“Setelah itu, saya bertanya kepada Aep lagi, ‘Mau ngapain kita di sini? Saya tidak tahu peristiwa itu.’ Dia bilang itu. Saya bertanya juga kepada Pak Rudiana, ‘Mau ngapain buat keterangan apa? Saksi buat anak saya yang meninggal.’ Belum tahu (Iptu Rudiana), saya baru tahu pas masuk Polres. Ketika saya masuk, saya bertanya kepada Aep, ‘Mau ngapain ke sini? Saya mau jadi saksi anaknya Pak Rudiana yang meninggal.’ Saya tahu Rudiana pun di situ, jadi saksi,” jelas Dede.
Dari situ, Dede diminta untuk membuat keterangan bahwa dia melihat segerombolan motor yang melempar bambu dan batu serta melakukan pengejaran.
“Dari situ, saya diberitahu saya nongkrong di warung.
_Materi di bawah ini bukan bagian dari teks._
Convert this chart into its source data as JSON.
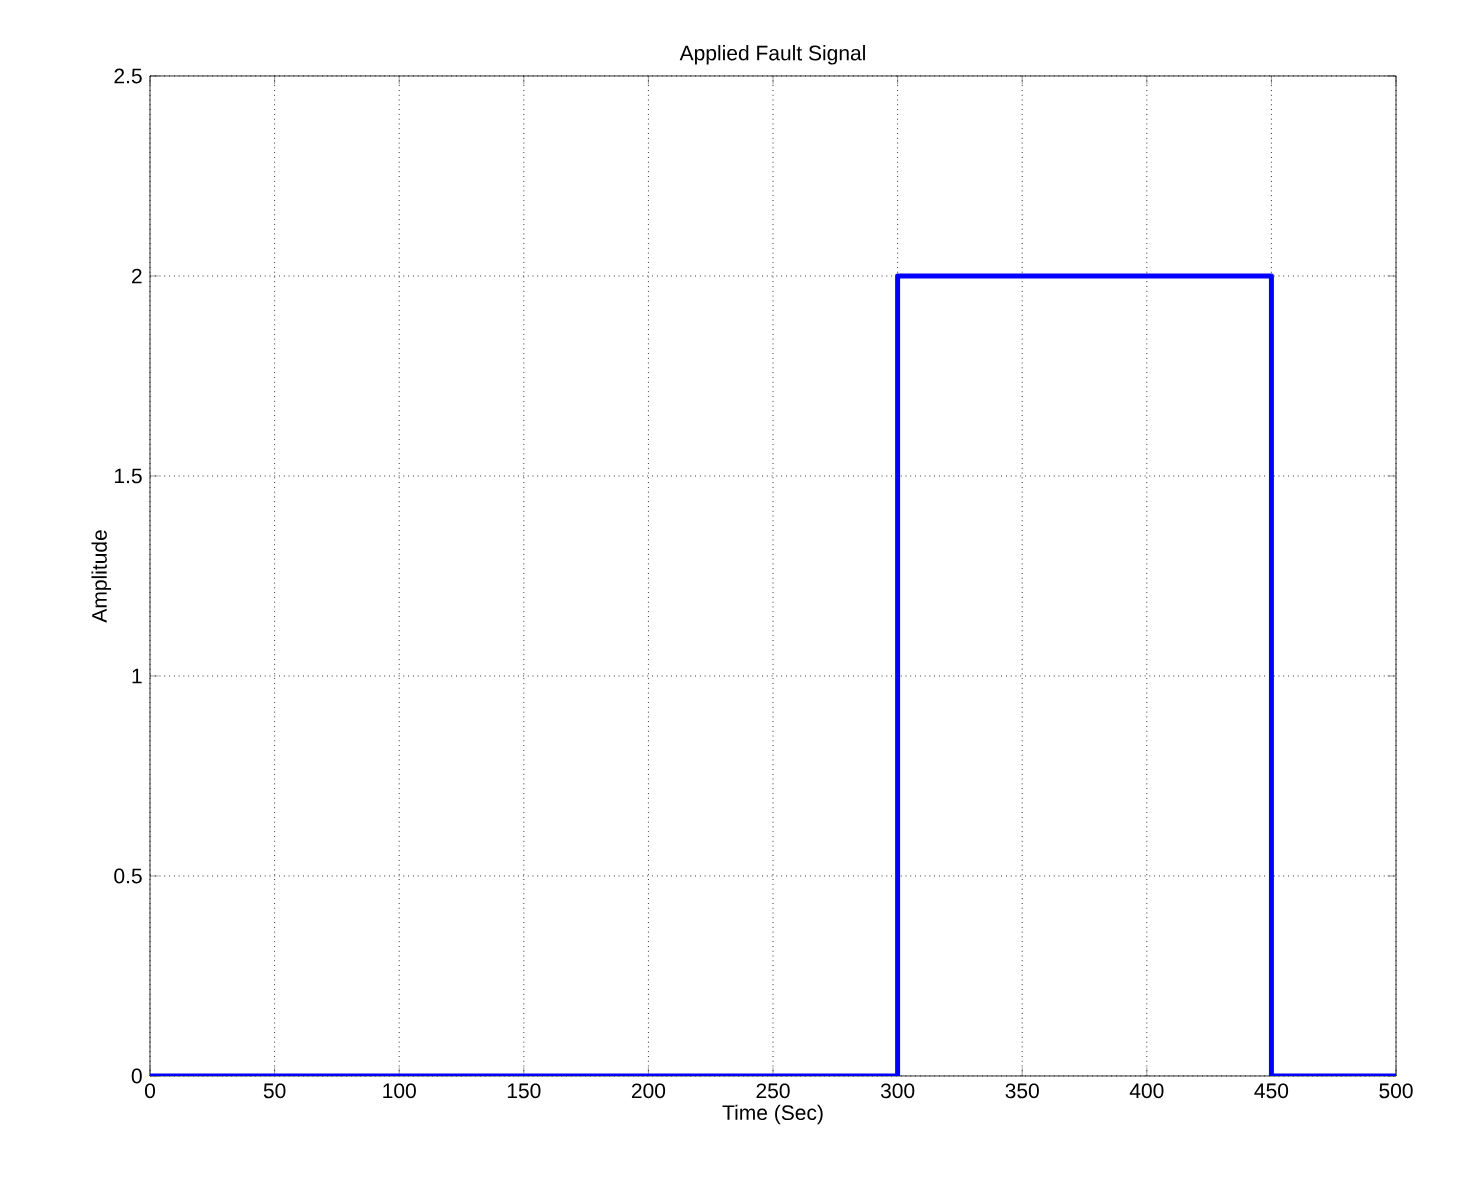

Kalau itu benar, saya nongkrong beli rokok. Tapi kalau ada pelemparan batu dan bambu serta pengejaran segerombolan motor, sebenarnya itu tidak ada,” ungkapnya.
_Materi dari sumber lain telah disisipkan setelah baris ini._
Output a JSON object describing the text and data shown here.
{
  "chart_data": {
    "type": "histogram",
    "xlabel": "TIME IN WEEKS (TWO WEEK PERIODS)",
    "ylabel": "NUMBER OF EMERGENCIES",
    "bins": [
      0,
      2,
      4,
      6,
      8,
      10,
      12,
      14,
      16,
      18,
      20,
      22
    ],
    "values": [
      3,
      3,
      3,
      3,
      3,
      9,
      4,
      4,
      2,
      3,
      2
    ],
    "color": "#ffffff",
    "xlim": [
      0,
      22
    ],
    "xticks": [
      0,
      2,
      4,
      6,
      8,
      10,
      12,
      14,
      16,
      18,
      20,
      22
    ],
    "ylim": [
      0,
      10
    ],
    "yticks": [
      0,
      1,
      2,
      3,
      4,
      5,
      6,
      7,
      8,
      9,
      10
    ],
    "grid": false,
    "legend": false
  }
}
Ketika berada di Polres, diketahui bahwa Iptu Rudiana mengenakan baju biasa.
“Iptu Rudiana mengenakan baju biasa. Dia dikenalkan oleh Aep, ‘Ini Pak Rudiana.’ Saya diberitahu bahwa dia polisi. Saya sudah tahu intel narkoba,” tambah Dede.
Dari pengakuan yang diberikan oleh Dede, terlihat bahwa dia merasa terpaksa untuk memberikan keterangan palsu dalam kasus kematian Vina dan Eky, karena terdapat tekanan dan ancaman yang berasal dari Iptu Rudiana. Hal ini menunjukkan adanya pengaruh yang kuat dari pihak yang berwenang pada saksi, yang pada akhirnya mempengaruhi jalannya proses hukum dan keadilan.
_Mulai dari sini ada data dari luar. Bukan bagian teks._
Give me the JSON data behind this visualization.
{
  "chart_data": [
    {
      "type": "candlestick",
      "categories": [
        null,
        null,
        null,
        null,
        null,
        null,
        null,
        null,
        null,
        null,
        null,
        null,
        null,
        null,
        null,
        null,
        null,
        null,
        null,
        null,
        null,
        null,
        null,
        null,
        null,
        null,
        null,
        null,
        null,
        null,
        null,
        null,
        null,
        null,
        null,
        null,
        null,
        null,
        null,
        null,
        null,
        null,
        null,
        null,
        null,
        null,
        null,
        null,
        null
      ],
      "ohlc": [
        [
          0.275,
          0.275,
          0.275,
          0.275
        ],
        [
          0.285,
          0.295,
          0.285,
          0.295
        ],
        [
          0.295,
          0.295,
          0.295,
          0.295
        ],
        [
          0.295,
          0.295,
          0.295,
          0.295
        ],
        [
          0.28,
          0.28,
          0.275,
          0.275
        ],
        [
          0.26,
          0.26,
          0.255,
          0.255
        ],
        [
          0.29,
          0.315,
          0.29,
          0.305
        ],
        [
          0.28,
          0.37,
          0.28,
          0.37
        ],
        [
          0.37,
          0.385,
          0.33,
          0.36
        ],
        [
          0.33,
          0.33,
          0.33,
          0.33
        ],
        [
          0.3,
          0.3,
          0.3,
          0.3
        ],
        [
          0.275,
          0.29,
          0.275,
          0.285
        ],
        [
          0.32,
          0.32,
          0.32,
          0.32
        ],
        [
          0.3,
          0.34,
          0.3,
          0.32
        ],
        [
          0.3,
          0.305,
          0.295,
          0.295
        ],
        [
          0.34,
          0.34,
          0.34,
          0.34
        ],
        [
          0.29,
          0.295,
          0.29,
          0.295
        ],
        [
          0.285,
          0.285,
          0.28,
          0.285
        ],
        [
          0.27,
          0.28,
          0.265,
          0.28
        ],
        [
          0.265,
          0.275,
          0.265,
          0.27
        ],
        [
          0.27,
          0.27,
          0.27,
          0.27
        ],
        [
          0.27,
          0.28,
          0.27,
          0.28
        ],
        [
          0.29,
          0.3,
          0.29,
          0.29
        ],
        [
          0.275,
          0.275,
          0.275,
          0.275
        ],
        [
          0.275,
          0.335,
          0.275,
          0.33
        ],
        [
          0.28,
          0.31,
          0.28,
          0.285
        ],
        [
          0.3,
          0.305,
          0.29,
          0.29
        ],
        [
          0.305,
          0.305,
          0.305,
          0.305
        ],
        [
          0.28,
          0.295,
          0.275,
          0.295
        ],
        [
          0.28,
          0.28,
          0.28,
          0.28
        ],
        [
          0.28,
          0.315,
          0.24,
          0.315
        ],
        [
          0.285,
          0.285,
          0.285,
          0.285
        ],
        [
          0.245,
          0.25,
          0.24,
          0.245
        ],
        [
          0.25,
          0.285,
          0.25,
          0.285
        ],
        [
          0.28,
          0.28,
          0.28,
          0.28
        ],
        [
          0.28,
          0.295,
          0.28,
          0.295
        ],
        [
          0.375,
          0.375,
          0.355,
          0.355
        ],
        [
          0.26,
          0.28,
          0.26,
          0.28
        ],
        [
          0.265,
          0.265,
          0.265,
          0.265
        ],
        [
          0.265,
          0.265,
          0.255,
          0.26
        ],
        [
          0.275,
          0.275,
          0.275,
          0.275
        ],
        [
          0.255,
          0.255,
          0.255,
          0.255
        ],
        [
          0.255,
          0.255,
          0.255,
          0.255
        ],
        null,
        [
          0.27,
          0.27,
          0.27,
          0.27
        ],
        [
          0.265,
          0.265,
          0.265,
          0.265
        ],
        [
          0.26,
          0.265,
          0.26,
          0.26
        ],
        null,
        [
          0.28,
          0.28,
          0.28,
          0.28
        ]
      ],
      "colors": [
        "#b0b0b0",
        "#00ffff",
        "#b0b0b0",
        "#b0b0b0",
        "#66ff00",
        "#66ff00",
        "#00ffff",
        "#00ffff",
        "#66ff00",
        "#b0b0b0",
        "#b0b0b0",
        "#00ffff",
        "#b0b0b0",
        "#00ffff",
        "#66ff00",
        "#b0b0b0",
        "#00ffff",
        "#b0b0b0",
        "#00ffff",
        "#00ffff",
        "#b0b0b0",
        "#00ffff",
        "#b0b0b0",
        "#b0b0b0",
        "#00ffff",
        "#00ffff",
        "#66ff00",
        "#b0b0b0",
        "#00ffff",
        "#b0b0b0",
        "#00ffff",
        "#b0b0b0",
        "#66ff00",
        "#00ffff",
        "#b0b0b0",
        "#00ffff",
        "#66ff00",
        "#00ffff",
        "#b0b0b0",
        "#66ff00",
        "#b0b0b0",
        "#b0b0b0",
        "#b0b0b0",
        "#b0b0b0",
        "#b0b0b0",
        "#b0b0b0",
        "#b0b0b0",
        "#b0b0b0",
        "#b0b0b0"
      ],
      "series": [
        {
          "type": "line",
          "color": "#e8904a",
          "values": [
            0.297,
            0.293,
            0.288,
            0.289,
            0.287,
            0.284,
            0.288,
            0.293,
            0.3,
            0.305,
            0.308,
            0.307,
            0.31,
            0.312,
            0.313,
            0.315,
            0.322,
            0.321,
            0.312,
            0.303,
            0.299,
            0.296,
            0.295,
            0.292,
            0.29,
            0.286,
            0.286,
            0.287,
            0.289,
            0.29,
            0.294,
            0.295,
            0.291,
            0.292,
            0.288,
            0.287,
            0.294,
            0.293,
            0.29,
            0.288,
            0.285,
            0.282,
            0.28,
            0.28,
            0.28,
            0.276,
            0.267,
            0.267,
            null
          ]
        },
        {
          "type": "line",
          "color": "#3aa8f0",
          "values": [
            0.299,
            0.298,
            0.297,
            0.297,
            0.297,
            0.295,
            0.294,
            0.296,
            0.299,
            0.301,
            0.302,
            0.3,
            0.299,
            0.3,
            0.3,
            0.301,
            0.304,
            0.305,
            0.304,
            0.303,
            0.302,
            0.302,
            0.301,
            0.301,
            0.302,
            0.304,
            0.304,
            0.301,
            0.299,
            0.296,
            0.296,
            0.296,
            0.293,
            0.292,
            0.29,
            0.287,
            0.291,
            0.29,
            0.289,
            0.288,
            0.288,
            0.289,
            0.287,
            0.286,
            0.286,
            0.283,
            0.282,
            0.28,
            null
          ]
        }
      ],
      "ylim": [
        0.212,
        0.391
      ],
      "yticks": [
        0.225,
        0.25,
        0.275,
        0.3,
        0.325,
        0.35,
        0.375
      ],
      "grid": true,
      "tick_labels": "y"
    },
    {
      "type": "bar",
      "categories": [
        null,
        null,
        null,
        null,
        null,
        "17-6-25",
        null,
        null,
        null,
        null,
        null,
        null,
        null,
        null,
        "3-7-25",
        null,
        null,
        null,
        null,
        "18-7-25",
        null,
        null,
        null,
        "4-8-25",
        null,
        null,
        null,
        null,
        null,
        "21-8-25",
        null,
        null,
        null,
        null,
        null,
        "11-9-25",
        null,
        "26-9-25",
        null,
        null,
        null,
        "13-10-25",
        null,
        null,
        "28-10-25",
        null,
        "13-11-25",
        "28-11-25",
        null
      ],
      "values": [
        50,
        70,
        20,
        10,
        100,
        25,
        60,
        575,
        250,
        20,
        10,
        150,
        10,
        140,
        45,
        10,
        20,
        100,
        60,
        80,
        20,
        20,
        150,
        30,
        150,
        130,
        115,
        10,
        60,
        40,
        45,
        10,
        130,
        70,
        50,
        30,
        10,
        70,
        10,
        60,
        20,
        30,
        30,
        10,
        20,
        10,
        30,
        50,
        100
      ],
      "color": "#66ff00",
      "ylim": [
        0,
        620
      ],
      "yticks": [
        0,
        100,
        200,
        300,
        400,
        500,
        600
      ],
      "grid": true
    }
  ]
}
Sungguh ironis apabila dalam penegakan hukum, orang-orang yang seharusnya menjadi pelindung dan penegak keadilan justru terlibat dalam tindakan yang melanggar hukum. Pengakuan Dede ini juga memberikan pelajaran bahwa kekuasaan dan kedudukan seseorang dalam institusi kepolisian tidak seharusnya digunakan sebagai alat untuk mempengaruhi proses peradilan.